Delta declared an editing company they work with controls the edits and censoring (though declined to mention which one, according to The Washington Post), and they did not reveal standards and guidelines for in-flight movies.

A number of companies provide in-flight entertainment to airlines, according to Inside Hook, and they work within their client’s editing parameters.


“Each airline will provide the distributors with their censorship guidelines and distributors will work with them on the edits — for example, nudity, implicit sex scenes, religious representations, plane crashes, competitor airlines’ logos, swear words and images or mention of pigs or pork for Muslim carriers are the general items that are edited,” Jovitah Toh, CEO of Hong Kong-based Encore Inflight Limited, said in an interview with The Points Guy. “We offer the airlines the choice of a theatrical/broadcast version or an inflight edited version.”
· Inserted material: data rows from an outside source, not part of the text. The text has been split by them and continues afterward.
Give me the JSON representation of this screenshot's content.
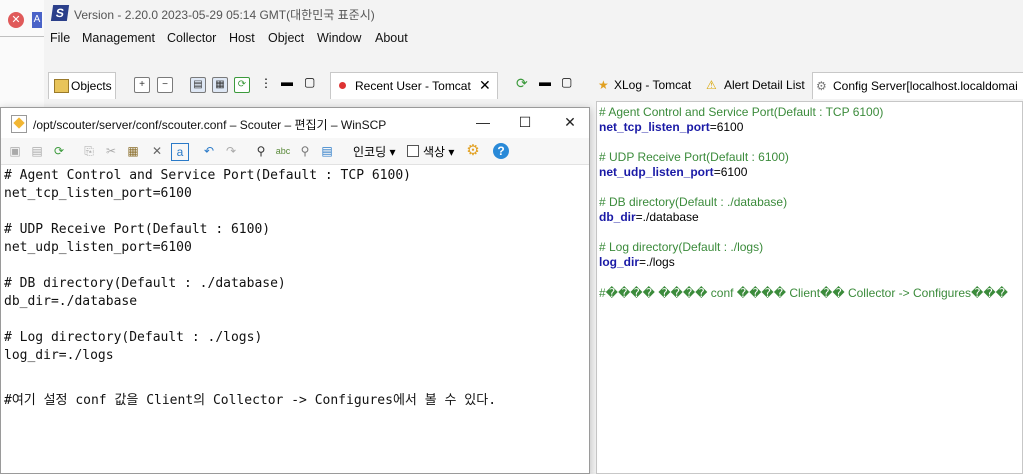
{
  "scouter": {
    "window_title": "Version - 2.20.0 2023-05-29 05:14 GMT(대한민국 표준시)",
    "menu": [
      "File",
      "Management",
      "Collector",
      "Host",
      "Object",
      "Window",
      "About"
    ],
    "left_tab": "Objects",
    "middle_tab": "Recent User - Tomcat",
    "right_tabs": [
      "XLog - Tomcat",
      "Alert Detail List",
      "Config Server[localhost.localdomai"
    ],
    "right_editor_lines": [
      {
        "type": "comment",
        "text": "# Agent Control and Service Port(Default : TCP 6100)"
      },
      {
        "type": "kv",
        "key": "net_tcp_listen_port",
        "value": "=6100"
      },
      {
        "type": "blank",
        "text": ""
      },
      {
        "type": "comment",
        "text": "# UDP Receive Port(Default : 6100)"
      },
      {
        "type": "kv",
        "key": "net_udp_listen_port",
        "value": "=6100"
      },
      {
        "type": "blank",
        "text": ""
      },
      {
        "type": "comment",
        "text": "# DB directory(Default : ./database)"
      },
      {
        "type": "kv",
        "key": "db_dir",
        "value": "=./database"
      },
      {
        "type": "blank",
        "text": ""
      },
      {
        "type": "comment",
        "text": "# Log directory(Default : ./logs)"
      },
      {
        "type": "kv",
        "key": "log_dir",
        "value": "=./logs"
      },
      {
        "type": "blank",
        "text": ""
      },
      {
        "type": "comment",
        "text": "#���� ���� conf ���� Client�� Collector -> Configures���"
      }
    ]
  },
  "winscp": {
    "title": "/opt/scouter/server/conf/scouter.conf – Scouter – 편집기 – WinSCP",
    "toolbar_encoding": "인코딩",
    "toolbar_color": "색상",
    "lines": [
      "# Agent Control and Service Port(Default : TCP 6100)",
      "net_tcp_listen_port=6100",
      "",
      "# UDP Receive Port(Default : 6100)",
      "net_udp_listen_port=6100",
      "",
      "# DB directory(Default : ./database)",
      "db_dir=./database",
      "",
      "# Log directory(Default : ./logs)",
      "log_dir=./logs",
      "",
      "#여기 설정 conf 값을 Client의 Collector -> Configures에서 볼 수 있다."
    ]
  },
  "colors": {
    "comment": "#3b8b3b",
    "key": "#1a1aa6"
  }
}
In-flight entertainment editing company Global Eagle Entertainment’s vice president of corporate communications, Mike Miller, told The Points Guy: “We dub and edit movies for global audiences, including children on board, and at the same time we are required to obey local laws and local religious sensitivities. That includes for sensitivities across Europe, the Americas, Asia, Middle East and Africa. Each airline has its own requests and we respect our customers’ wishes.”

Never watch an in-flight movie
This movie is likely edited.

It’s all so complicated, but the main takeaway… your in-flight movie will likely be edited. Even if it’s rated PG or says Parental Advisory before showing, it goes through an editing process. Many things from the original movie, even if it’s a dubbed word, can be edited, which will showcase a very different viewing experience. In a sense, you’re being robbed of the original cinematic art that was intended, which is why you should never watch an in-flight movie.

How to enjoy watching movies on a plane

You should not watch an in-flight movie, but if you want to see a movie on a plane, download it to your own personal device. Again, consider a tablet like Amazon Fire. I mean, everyone loves iPad but just look at the features. It’s pretty awesome.

You can also stream movies on many flights, which allows you to watch your own personal subscription services, like Netflix.

If you don’t have a laptop…. sleep. It’s perhaps the most logical thing to do. Not only are you powerless on a flight (you can’t go for a walk, call up a friend, order Postmates, etc), the high altitude, dry air and cabin pressure reduces your oxygen level, which makes you sleepy. Taking a nap is a great way to be refreshed when you arrive, and you can always watch the movie later!

Avoid movies on a plane altogether with a nap!